Questions fréquentes

Quel est le montant de la prime de naissance en 2026 ?

1 093,11 €, montant en vigueur jusqu’au 1er avril 2027, versé sous condition de ressources appréciées sur l’année N-2.

Combien vaut l’allocation de base de la PAJE ?

198,16 € par mois à taux plein et 99,08 € à taux partiel, du mois de naissance jusqu’au mois précédant le troisième anniversaire de l’enfant.

Qu’est-ce que le congé supplémentaire de naissance ?

Un congé indemnisé d’un ou deux mois, créé par la loi de financement de la sécurité sociale pour 2026 et accessible depuis le 1er juillet 2026. Il est rémunéré à 70 % du salaire net le premier mois puis 60 % le second, dans la limite du plafond de la sécurité sociale.

Qui peut prendre le congé supplémentaire de naissance ?

Les parents d’un enfant né ou arrivé au foyer à partir du 1er janvier 2026. Un père doit avoir pris l’intégralité de ses 25 jours de congé de paternité pour y avoir droit.

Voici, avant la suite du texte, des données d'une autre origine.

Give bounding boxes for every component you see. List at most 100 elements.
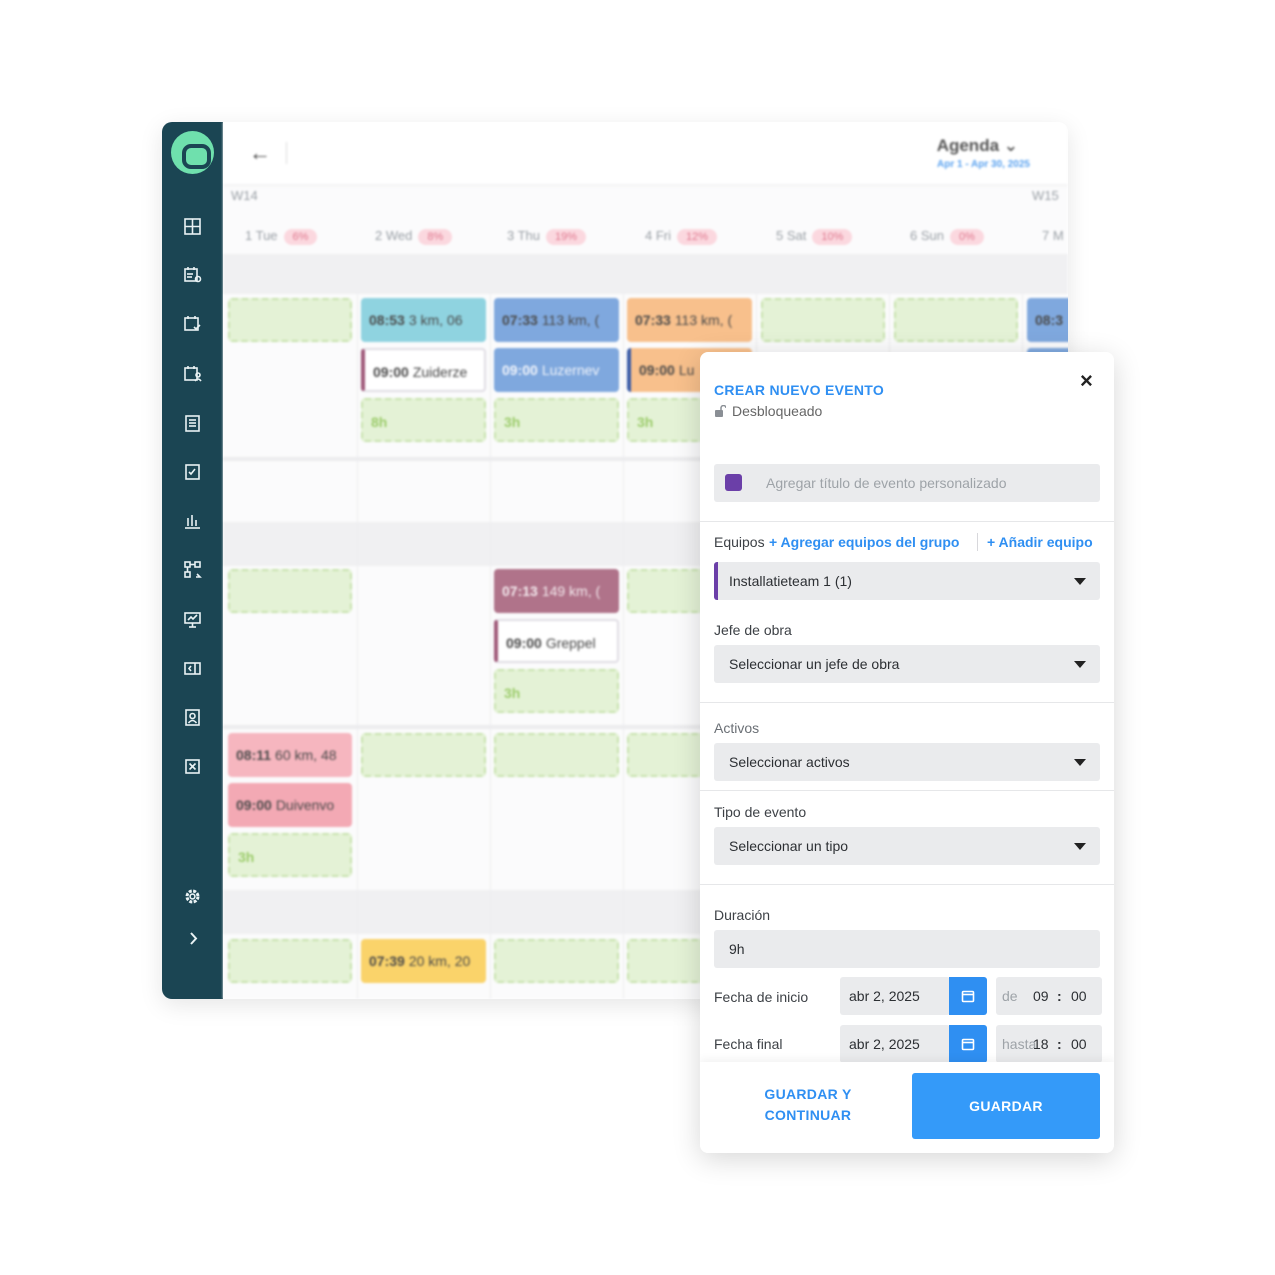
empty-slot[interactable] xyxy=(228,569,352,613)
start-time-input[interactable]: de 09 : 00 xyxy=(996,977,1102,1015)
supervisor-label: Jefe de obra xyxy=(714,622,792,638)
add-team-link[interactable]: + Añadir equipo xyxy=(987,534,1093,550)
start-date-input[interactable]: abr 2, 2025 xyxy=(840,977,950,1015)
row-band xyxy=(223,254,1068,294)
calendar-event[interactable]: 08:53 3 km, 06 xyxy=(361,298,486,342)
agenda-view-selector[interactable]: Agenda ⌄ xyxy=(937,136,1018,156)
duration-input[interactable]: 9h xyxy=(714,930,1100,968)
column-line xyxy=(623,294,624,999)
empty-slot[interactable] xyxy=(494,939,619,983)
event-type-select[interactable]: Seleccionar un tipo xyxy=(714,827,1100,865)
contact-card-icon[interactable] xyxy=(183,708,202,727)
calendar-cost-icon[interactable] xyxy=(183,265,202,284)
chevron-down-icon xyxy=(1074,759,1086,766)
app-logo[interactable] xyxy=(171,131,214,174)
chevron-down-icon xyxy=(1074,578,1086,585)
hours-slot[interactable]: 3h xyxy=(494,398,619,442)
divider xyxy=(700,884,1114,885)
back-arrow-icon[interactable]: ← xyxy=(249,140,271,166)
end-minute[interactable]: 00 xyxy=(1071,1025,1087,1063)
modal-title: CREAR NUEVO EVENTO xyxy=(714,382,885,398)
week-label: W15 xyxy=(1032,188,1059,203)
column-line xyxy=(490,294,491,999)
create-event-modal: CREAR NUEVO EVENTO × Desbloqueado Agrega… xyxy=(700,352,1114,1153)
ticket-icon[interactable] xyxy=(183,659,202,678)
event-type-label: Tipo de evento xyxy=(714,804,807,820)
clipboard-icon[interactable] xyxy=(183,413,202,432)
start-date-calendar-button[interactable] xyxy=(949,977,987,1015)
start-hour[interactable]: 09 xyxy=(1033,977,1049,1015)
calendar-event[interactable]: 07:33 113 km, ( xyxy=(627,298,752,342)
close-icon[interactable]: × xyxy=(1080,368,1093,394)
day-header: 5 Sat 10% xyxy=(776,228,853,245)
calendar-event[interactable]: 09:00 Zuiderze xyxy=(361,348,486,392)
lock-status[interactable]: Desbloqueado xyxy=(714,403,822,419)
calendar-check-icon[interactable] xyxy=(183,314,202,333)
dashboard-icon[interactable] xyxy=(183,217,202,236)
hours-slot[interactable]: 3h xyxy=(494,669,619,713)
day-header: 6 Sun 0% xyxy=(910,228,984,245)
excel-export-icon[interactable] xyxy=(183,757,202,776)
end-hour[interactable]: 18 xyxy=(1033,1025,1049,1063)
divider xyxy=(700,521,1114,522)
day-header: 7 M xyxy=(1042,228,1064,243)
empty-slot[interactable] xyxy=(228,939,352,983)
save-and-continue-button[interactable]: GUARDAR Y CONTINUAR xyxy=(738,1084,878,1126)
modal-footer: GUARDAR Y CONTINUAR GUARDAR xyxy=(700,1062,1114,1153)
team-select[interactable]: Installatieteam 1 (1) xyxy=(714,562,1100,600)
expand-chevron-icon[interactable] xyxy=(183,929,202,948)
empty-slot[interactable] xyxy=(228,298,352,342)
end-date-input[interactable]: abr 2, 2025 xyxy=(840,1025,950,1063)
teams-label: Equipos xyxy=(714,534,765,550)
presentation-icon[interactable] xyxy=(183,610,202,629)
event-color-swatch[interactable] xyxy=(725,474,742,491)
unlock-icon xyxy=(715,405,726,417)
time-separator: : xyxy=(1057,988,1062,1004)
empty-slot[interactable] xyxy=(894,298,1018,342)
calendar-event[interactable]: 08:3 xyxy=(1027,298,1068,342)
calendar-event[interactable]: 07:33 113 km, ( xyxy=(494,298,619,342)
day-header: 2 Wed 8% xyxy=(375,228,453,245)
hours-slot[interactable]: 3h xyxy=(228,833,352,877)
supervisor-select[interactable]: Seleccionar un jefe de obra xyxy=(714,645,1100,683)
calendar-event[interactable]: 08:11 60 km, 48 xyxy=(228,733,352,777)
assets-label: Activos xyxy=(714,720,760,736)
save-button[interactable]: GUARDAR xyxy=(912,1073,1100,1139)
checklist-icon[interactable] xyxy=(183,462,202,481)
calendar-event[interactable]: 09:00 Greppel xyxy=(494,619,619,663)
day-header: 4 Fri 12% xyxy=(645,228,718,245)
start-minute[interactable]: 00 xyxy=(1071,977,1087,1015)
network-icon[interactable] xyxy=(183,560,202,579)
hours-slot[interactable]: 8h xyxy=(361,398,486,442)
link-separator xyxy=(977,533,978,551)
settings-gear-icon[interactable] xyxy=(183,887,202,906)
duration-label: Duración xyxy=(714,907,771,923)
event-title-input[interactable]: Agregar título de evento personalizado xyxy=(714,464,1100,502)
calendar-event[interactable]: 09:00 Duivenvo xyxy=(228,783,352,827)
empty-slot[interactable] xyxy=(761,298,885,342)
end-date-calendar-button[interactable] xyxy=(949,1025,987,1063)
chevron-down-icon xyxy=(1074,661,1086,668)
day-header: 3 Thu 19% xyxy=(507,228,587,245)
end-time-input[interactable]: hasta 18 : 00 xyxy=(996,1025,1102,1063)
week-label: W14 xyxy=(231,188,258,203)
time-separator: : xyxy=(1057,1036,1062,1052)
add-group-teams-link[interactable]: + Agregar equipos del grupo xyxy=(769,534,959,550)
start-time-prefix: de xyxy=(1002,988,1018,1004)
end-time-prefix: hasta xyxy=(1002,1036,1037,1052)
assets-select[interactable]: Seleccionar activos xyxy=(714,743,1100,781)
end-date-label: Fecha final xyxy=(714,1036,783,1052)
reports-chart-icon[interactable] xyxy=(183,511,202,530)
divider xyxy=(700,790,1114,791)
date-range: Apr 1 - Apr 30, 2025 xyxy=(936,159,1030,170)
empty-slot[interactable] xyxy=(494,733,619,777)
chevron-down-icon xyxy=(1074,843,1086,850)
calendar-user-icon[interactable] xyxy=(183,364,202,383)
empty-slot[interactable] xyxy=(361,733,486,777)
sidebar xyxy=(162,122,223,999)
calendar-event[interactable]: 07:39 20 km, 20 xyxy=(361,939,486,983)
calendar-event[interactable]: 09:00 Luzernev xyxy=(494,348,619,392)
calendar-event[interactable]: 07:13 149 km, ( xyxy=(494,569,619,613)
calendar-toolbar: ← Agenda ⌄ Apr 1 - Apr 30, 2025 xyxy=(223,122,1068,184)
calendar-icon xyxy=(961,990,975,1003)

Combien de temps dure le congé maternité ?

16 semaines pour une naissance simple, dont 6 avant l’accouchement et 10 après. 26 semaines à partir du troisième enfant, 34 pour des jumeaux, 46 pour des triplés ou plus.

Combien de jours dure le congé paternité ?

25 jours calendaires, portés à 32 en cas de naissances multiples, dont 4 jours sont obligatoires.